One of most frequent questions we hear from business owners is around how an S Corporation works. Now, almost every business we work with has a tax structure of a S Corporation. Most of the time, they exist as LLCs taxed as S Corporations. Remember, LLCs are legal entities while S Corporation is a tax designation. You can be an LLC or a Corporation and elect to be a S Corporation — however you can’t form a S Corporation.
Nonetheless, that’s not the question, but rather, how is my S Corporation taxed? Let’s dive in.
S Corporation taxation is confusing because it is something called a pass-through entity. What this means is that income is passed from the business directly to your personal tax return.
So how does that work?
Your profit and loss from your business is reported on the S Corporation tax return (1120S), which doesn’t pay taxes (well, kind of, but we will get to that later). Then, based on the P&L, it generates a form called a K-1. Think of the K-1 like a W-2 for your business. A K-1 serves to report the net income from the business on your personal return.

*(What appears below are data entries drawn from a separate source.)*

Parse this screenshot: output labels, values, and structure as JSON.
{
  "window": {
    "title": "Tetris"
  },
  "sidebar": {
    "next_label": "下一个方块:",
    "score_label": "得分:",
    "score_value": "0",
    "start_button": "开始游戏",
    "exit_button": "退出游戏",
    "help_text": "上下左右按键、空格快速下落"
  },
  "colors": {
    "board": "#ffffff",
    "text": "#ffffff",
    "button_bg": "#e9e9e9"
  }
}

So that’s a super oversimplified view of how an S Corporation works.
Let’s cover the other questions we hear.
Owners or shareholders of S Corporations get paid in two ways:
1. You get paid a salary (paycheck) and receive a W-2. Generally, this is the least tax efficient way to pay yourself because you have to pay FICA taxes and lose something called a qualified business income deduction you get on profits.
So why don’t you just not take a salary then?

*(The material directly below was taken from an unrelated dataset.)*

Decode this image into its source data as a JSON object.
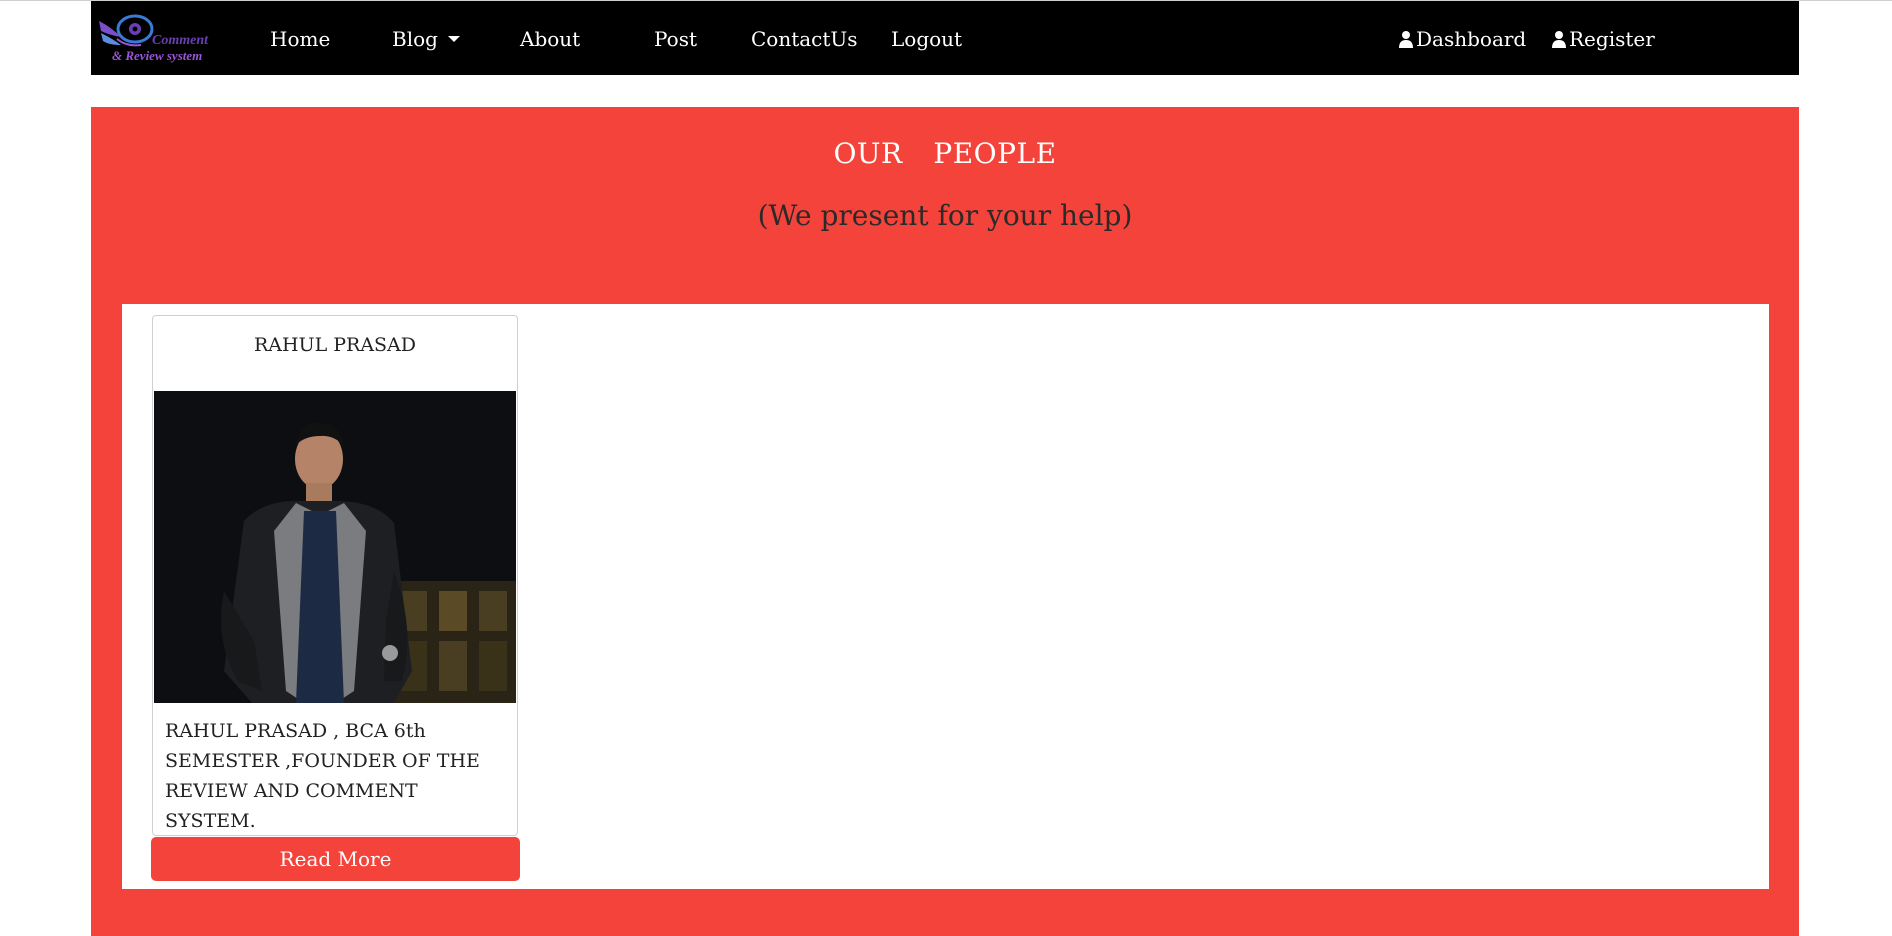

The IRS mandates S Corporation shareholders that are employees of the S Corporation (provide services) get paid a reasonable compensation. So yes, you have to take a salary. However, keep it to what’s absolutely necessary, because profits are more tax efficient.
2. You take profit distributions. That’s where things get confusing. Circle back to how we talked about how S Corps are taxed. Distributions are not taxed, profits are. You distribute out taxed profits. So if you leave the profits in the business, they still get taxed. This is why it’s important to plan with your tax advisor because it takes a certain nuance to calculate taxability of S Corporation profits.

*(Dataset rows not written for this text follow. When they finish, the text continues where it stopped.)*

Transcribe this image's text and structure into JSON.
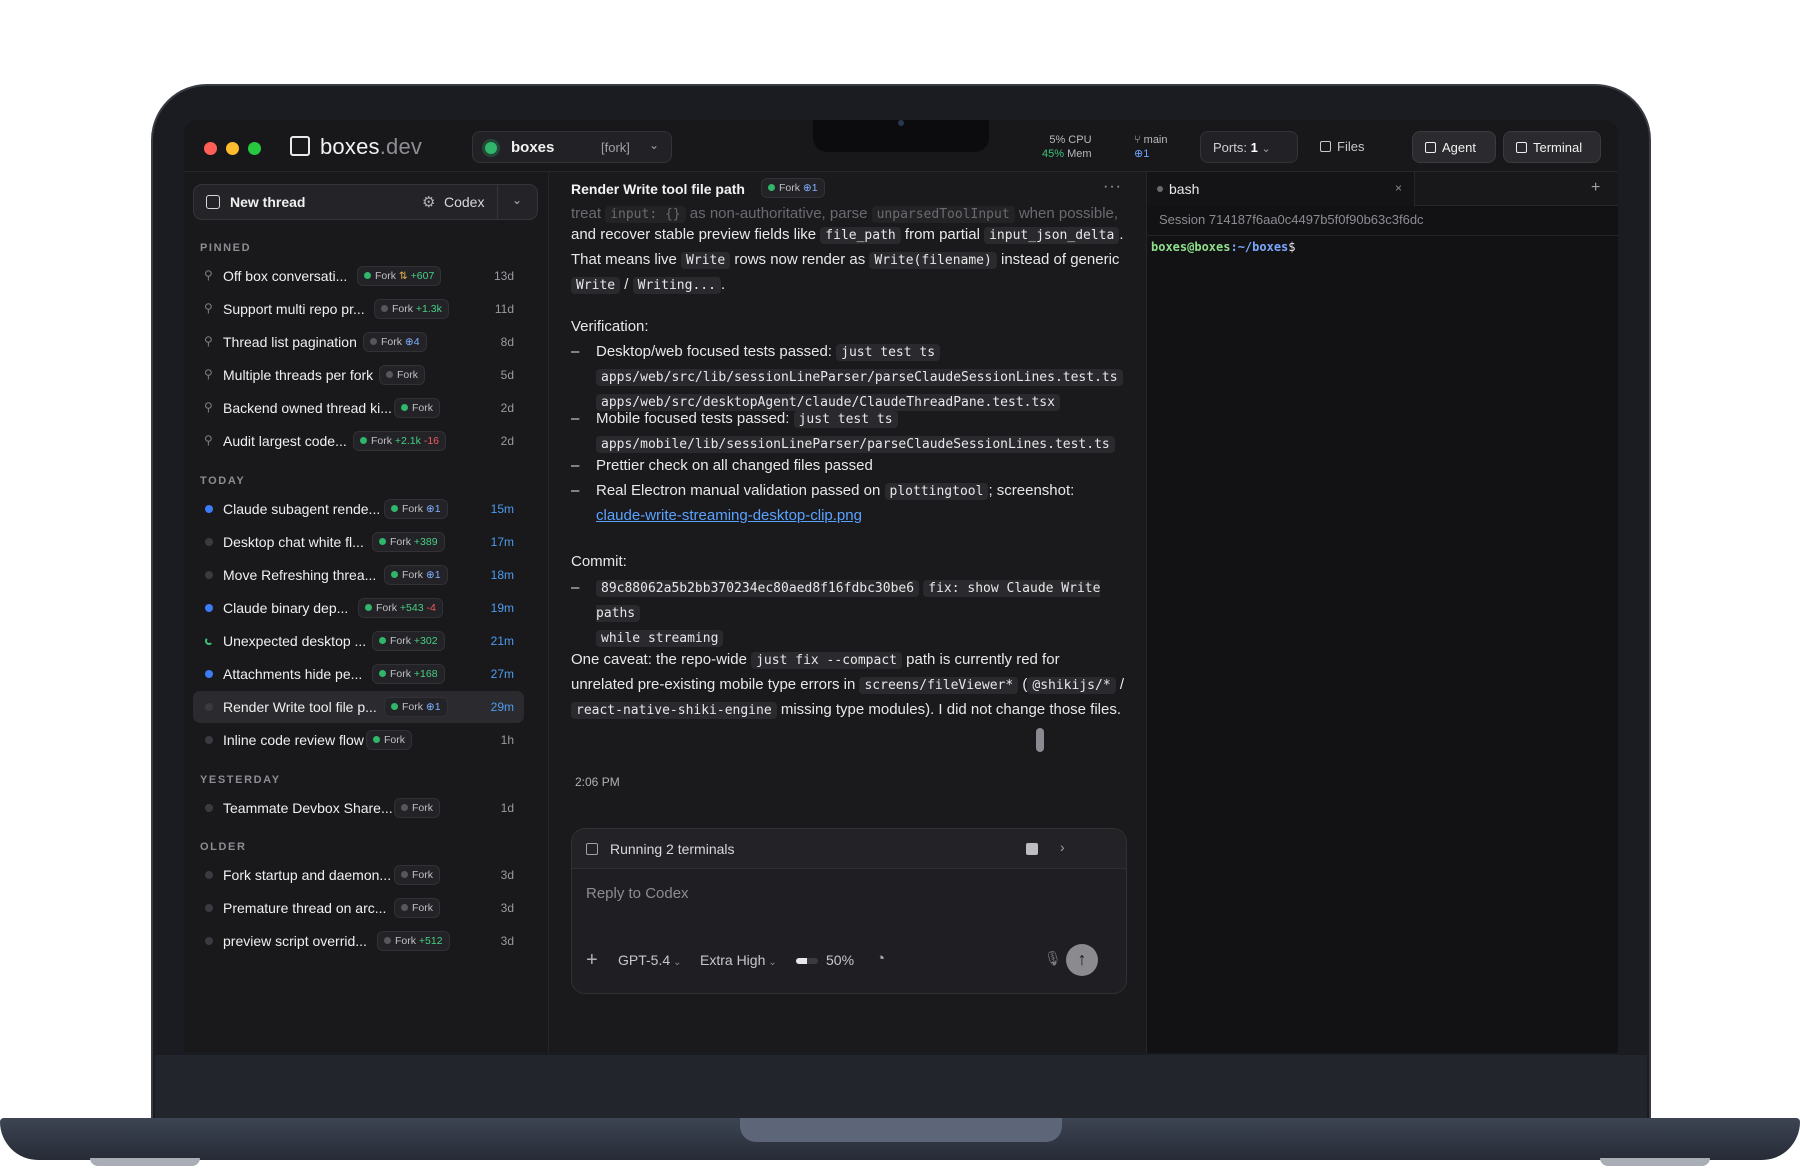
{
  "window": {
    "logo_main": "boxes",
    "logo_dim": ".dev",
    "repo": {
      "name": "boxes",
      "tag": "[fork]"
    },
    "stats": {
      "cpu": "5% CPU",
      "mem_pct": "45%",
      "mem_label": " Mem",
      "branch": "main",
      "pr": "⊕1"
    },
    "ports_label": "Ports:",
    "ports_count": "1",
    "files_label": "Files",
    "agent_label": "Agent",
    "terminal_label": "Terminal"
  },
  "sidebar": {
    "new_thread": "New thread",
    "agent": "Codex",
    "sections": {
      "pinned": "PINNED",
      "today": "TODAY",
      "yesterday": "YESTERDAY",
      "older": "OLDER"
    },
    "pinned": [
      {
        "title": "Off box conversati...",
        "fork": "Fork",
        "extra_icon": "⇅",
        "add": "+607",
        "del": "",
        "pr": "",
        "age": "13d"
      },
      {
        "title": "Support multi repo pr...",
        "fork": "Fork",
        "add": "+1.3k",
        "del": "",
        "pr": "",
        "age": "11d"
      },
      {
        "title": "Thread list pagination",
        "fork": "Fork",
        "add": "",
        "del": "",
        "pr": "⊕4",
        "age": "8d"
      },
      {
        "title": "Multiple threads per fork",
        "fork": "Fork",
        "add": "",
        "del": "",
        "pr": "",
        "age": "5d"
      },
      {
        "title": "Backend owned thread ki...",
        "fork": "Fork",
        "add": "",
        "del": "",
        "pr": "",
        "age": "2d"
      },
      {
        "title": "Audit largest code...",
        "fork": "Fork",
        "add": "+2.1k",
        "del": "-16",
        "pr": "",
        "age": "2d"
      }
    ],
    "today": [
      {
        "title": "Claude subagent rende...",
        "fork": "Fork",
        "add": "",
        "del": "",
        "pr": "⊕1",
        "age": "15m"
      },
      {
        "title": "Desktop chat white fl...",
        "fork": "Fork",
        "add": "+389",
        "del": "",
        "pr": "",
        "age": "17m"
      },
      {
        "title": "Move Refreshing threa...",
        "fork": "Fork",
        "add": "",
        "del": "",
        "pr": "⊕1",
        "age": "18m"
      },
      {
        "title": "Claude binary dep...",
        "fork": "Fork",
        "add": "+543",
        "del": "-4",
        "pr": "",
        "age": "19m"
      },
      {
        "title": "Unexpected desktop ...",
        "fork": "Fork",
        "add": "+302",
        "del": "",
        "pr": "",
        "age": "21m"
      },
      {
        "title": "Attachments hide pe...",
        "fork": "Fork",
        "add": "+168",
        "del": "",
        "pr": "",
        "age": "27m"
      },
      {
        "title": "Render Write tool file p...",
        "fork": "Fork",
        "add": "",
        "del": "",
        "pr": "⊕1",
        "age": "29m"
      },
      {
        "title": "Inline code review flow",
        "fork": "Fork",
        "add": "",
        "del": "",
        "pr": "",
        "age": "1h"
      }
    ],
    "yesterday": [
      {
        "title": "Teammate Devbox Share...",
        "fork": "Fork",
        "age": "1d"
      }
    ],
    "older": [
      {
        "title": "Fork startup and daemon...",
        "fork": "Fork",
        "add": "",
        "age": "3d"
      },
      {
        "title": "Premature thread on arc...",
        "fork": "Fork",
        "add": "",
        "age": "3d"
      },
      {
        "title": "preview script overrid...",
        "fork": "Fork",
        "add": "+512",
        "age": "3d"
      }
    ]
  },
  "chat": {
    "title": "Render Write tool file path",
    "fork": "Fork",
    "pr": "⊕1",
    "more": "···",
    "faded_line": {
      "t1": "treat ",
      "c1": "input: {}",
      "t2": " as non-authoritative, parse ",
      "c2": "unparsedToolInput",
      "t3": " when possible,"
    },
    "para1": {
      "t1": "and recover stable preview fields like ",
      "c1": "file_path",
      "t2": " from partial ",
      "c2": "input_json_delta",
      "t3": ".",
      "t4": "That means live ",
      "c3": "Write",
      "t5": " rows now render as ",
      "c4": "Write(filename)",
      "t6": " instead of generic",
      "c5": "Write",
      "t7": " / ",
      "c6": "Writing...",
      "t8": "."
    },
    "verification_label": "Verification:",
    "verification": [
      {
        "text": "Desktop/web focused tests passed: ",
        "cmd": "just test ts",
        "path1": "apps/web/src/lib/sessionLineParser/parseClaudeSessionLines.test.ts",
        "path2": "apps/web/src/desktopAgent/claude/ClaudeThreadPane.test.tsx"
      },
      {
        "text": "Mobile focused tests passed: ",
        "cmd": "just test ts",
        "path1": "apps/mobile/lib/sessionLineParser/parseClaudeSessionLines.test.ts"
      },
      {
        "text": "Prettier check on all changed files passed"
      },
      {
        "text": "Real Electron manual validation passed on ",
        "cmd": "plottingtool",
        "after": "; screenshot:",
        "link": "claude-write-streaming-desktop-clip.png"
      }
    ],
    "commit_label": "Commit:",
    "commit": {
      "hash": "89c88062a5b2bb370234ec80aed8f16fdbc30be6",
      "msg1": "fix: show Claude Write paths",
      "msg2": "while streaming"
    },
    "caveat": {
      "t1": "One caveat: the repo-wide ",
      "c1": "just fix --compact",
      "t2": " path is currently red for",
      "t3": "unrelated pre-existing mobile type errors in ",
      "c2": "screens/fileViewer*",
      "t4": " (",
      "c3": "@shikijs/*",
      "t5": " /",
      "c4": "react-native-shiki-engine",
      "t6": " missing type modules). I did not change those files."
    },
    "timestamp": "2:06 PM",
    "composer": {
      "running": "Running 2 terminals",
      "placeholder": "Reply to Codex",
      "model": "GPT-5.4",
      "effort": "Extra High",
      "context_pct": "50%",
      "context_fill": 0.5
    }
  },
  "terminal": {
    "tab": "bash",
    "close": "×",
    "add": "+",
    "session": "Session 714187f6aa0c4497b5f0f90b63c3f6dc",
    "user": "boxes@boxes",
    "path": ":~/boxes",
    "symbol": "$"
  },
  "colors": {
    "accent_green": "#2fb66a",
    "link_blue": "#5aa2ff",
    "pr_blue": "#7fb0ff",
    "add_green": "#46cf84",
    "del_red": "#ef5b5b"
  }
}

There it is. Two ways to pay yourself: wages and distributions. It’s simple when you structure things correctly, but when you wing it...that’s when things get out of hand.
Earlier, we brought up that S Corporations don’t pay taxes, while that’s generally true, individual states handle this differently.
State taxation is the wild, Wild West of taxes. There is no consistency state by state. For explanation purposes, let’s look at Illinois. Illinois has effectively three types of income taxes for S Corporations.
First is replacement taxes. They charge 1.5% on the profits of the business. This is to replace personal property taxes that most states charge.
Second, there is pass through entity taxation. This is an optional election to pay your state tax at the S Corporation level. This gets you a tax deduction on the state tax since the personal state tax deduction is limited to $10k per year. The states came out with this rule as a loophole to derive more benefits.
Finally, there is composite tax. This allows out of state shareholders to pay tax at the S Corporation level so they don’t have to file an Illinois return personally. This is optional and meant to simplify your personal tax filing.
Well, that’s it. You can now call yourself an expert in S Corporation taxation.
S Corporations can be a tax-efficient way for small businesses to operate. However, it's important to understand the rules and limitations before making the switch.